Nestes tempos ninguém despertava tarde e dormia-se muito cedo. Meninos e meninas acordavam com o cocoricar do galo e corriam para o curral com copos de ágata e de alumínio para tomar o leite quente tirado na hora. Nessa rotina matinal a menina ajudava a produzir o queijo, colocando em tachos de madeira o leite já coalhado. Tirava o soro que dava para os porcos e fazia a manteiga de garrafa. O café era torrado e depois pisado no pilão. E o cuscuz era feito do milho ralado na hora. Tudo era levado ao fogão de lenha, cozido em panelas de barro.

No jardim da avó, que também tinha canteiros de pomar, cultivava-se romãs, flores Onze Horas, Hortências, Beneditas, Cravos, Rosas, Dálias, pimentões e tomates,  santuário da casa que ai de quem o violasse!

O abate das galinhas de capoeira era feito em alguidar de barro, e a algazarra da criançada nessa hora era grande. Os meninos mais traquinos melavam a pena da ave no sangue e as futuras mocinhas corriam com nojo, evitando serem sujas.

Os banhos nas cacimbas, cavadas nas prainhas dos rios, onde se recolhia a água para o cozimento da comida e a limpeza dos utensílios domésticos, era diversão certa para a garotada. No caminho sobrevoavam o céu araras e jandaias que grasnavam alegres, sinalizando o bom dia, abrindo-o durante a madrugada que recebia o sol.

A água gelada que brotava nos poços rasgados pelas mãos jovens e unidas cortava a pele e enrijecia os músculos trêmulos de frio dos mais sonolentos, acordando-os por fim, que despertos eram tomados pela festa da celebração de um novo dia, mesmo que para muitos o dia fosse igual a todos os outros.

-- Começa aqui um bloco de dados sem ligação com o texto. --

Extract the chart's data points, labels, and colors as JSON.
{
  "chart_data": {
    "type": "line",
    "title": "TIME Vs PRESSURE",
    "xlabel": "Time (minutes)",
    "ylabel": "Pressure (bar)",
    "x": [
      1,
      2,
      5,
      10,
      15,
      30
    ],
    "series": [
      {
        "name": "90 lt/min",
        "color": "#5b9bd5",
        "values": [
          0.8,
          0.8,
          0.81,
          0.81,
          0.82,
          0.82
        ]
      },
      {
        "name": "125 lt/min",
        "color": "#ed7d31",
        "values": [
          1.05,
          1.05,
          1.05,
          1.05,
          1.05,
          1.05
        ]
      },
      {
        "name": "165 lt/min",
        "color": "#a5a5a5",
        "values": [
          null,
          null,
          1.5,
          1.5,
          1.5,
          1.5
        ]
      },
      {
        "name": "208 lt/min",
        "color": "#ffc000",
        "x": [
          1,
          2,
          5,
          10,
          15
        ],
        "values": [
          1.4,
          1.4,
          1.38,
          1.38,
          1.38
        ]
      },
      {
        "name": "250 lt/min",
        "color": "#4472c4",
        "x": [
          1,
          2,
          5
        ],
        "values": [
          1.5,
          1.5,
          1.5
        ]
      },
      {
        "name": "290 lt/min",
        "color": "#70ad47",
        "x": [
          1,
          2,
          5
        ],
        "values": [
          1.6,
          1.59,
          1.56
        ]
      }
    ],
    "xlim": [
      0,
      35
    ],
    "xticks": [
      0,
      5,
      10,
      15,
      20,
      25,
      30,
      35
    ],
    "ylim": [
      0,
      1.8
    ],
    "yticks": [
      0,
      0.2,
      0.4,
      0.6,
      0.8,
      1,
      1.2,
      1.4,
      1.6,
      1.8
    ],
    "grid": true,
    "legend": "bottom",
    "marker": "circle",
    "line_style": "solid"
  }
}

Sobre comemorações, as festas juninas duravam dias! Vinham de longe sanfoneiros pés-de-serra, cozinheiras de outras cidades. Matava-se alguns bodes para comer o sarapatel, o assado e a buchada. E à noite dançava-se as quadrilhas bebericando pinga.

Para quem morava na fazenda, ir à cidade grande demandava tomar a sopa, como chamava-se o coletivo. Quando o pai da menina voltava de lá trazia caixinhas de uva-passa e maçãs com que presenteava os filhos, mimos paternos. E nos passeios à casa do avô tomavam o pau-de-arara, degustando pinhas no caminho, em cima da carroceria onde bancos e até cama acomodavam os passageiros.

Tudo era doce nessa infância da menina. Até mesmo o umbu, com que a avó preparava a umbuzada. O melão. A melancia. A goiaba. O juá, que usava  para escovar os dentes e lavar os cabelos. Doces eram suas brincadeiras, as histórias que ouvia, as reuniões familiares. Doces misturados a sensações outras não menos sentidas, todas retidas na audição, no tato, no olfato, na visão, no paladar, e no afago da alma, este que a capacidade humana não consegue explicar.

Agora, sentada na espreguiçadeira da varanda de seu apartamento, a menina olha a paisagem daquele 5º andar. Está cercada por prédios altos, cravados numa cidade carente de árvores e pássaros. Acompanha sorridente as páginas do álbum de sua vida passarem ligeiramente diante de seus olhos, movidas pelas mãos meladas de doce de sua neta, recordando feliz do doce sabor de sua infância querida, degustada no tempo e jamais esquecida.

 
***

*O conto acima foi inspirado nas memórias de infância de minha mãe. Costurei o texto e enviei para concurso literário. Pouco tempo depois, com muita alegria, soube que havia sido selecionado no
9º CONCURSO DE CONTOS LUÍS JARDIM DA BIBLIOTECA POPULAR DE CASA AMARELA,  porém nunca premiado, sem justificativa alguma da Prefeitura do Recife, promotora do evento.

Todos os autores que participaram do concurso naquela edição e tiveram os seus contos escolhidos JAMAIS receberam qualquer explicação da elaboradora do concurso e torno a fazer minha pública manifestação de descrença do aparelho da Prefeitura do Recife que deveria realizar a promoção da arte literária no município com clareza e de forma verdadeiramente democrática.
 
 
 
Amanhã minha mãe aniversaria e não poderia adiar a publicação do presente por mais tempo.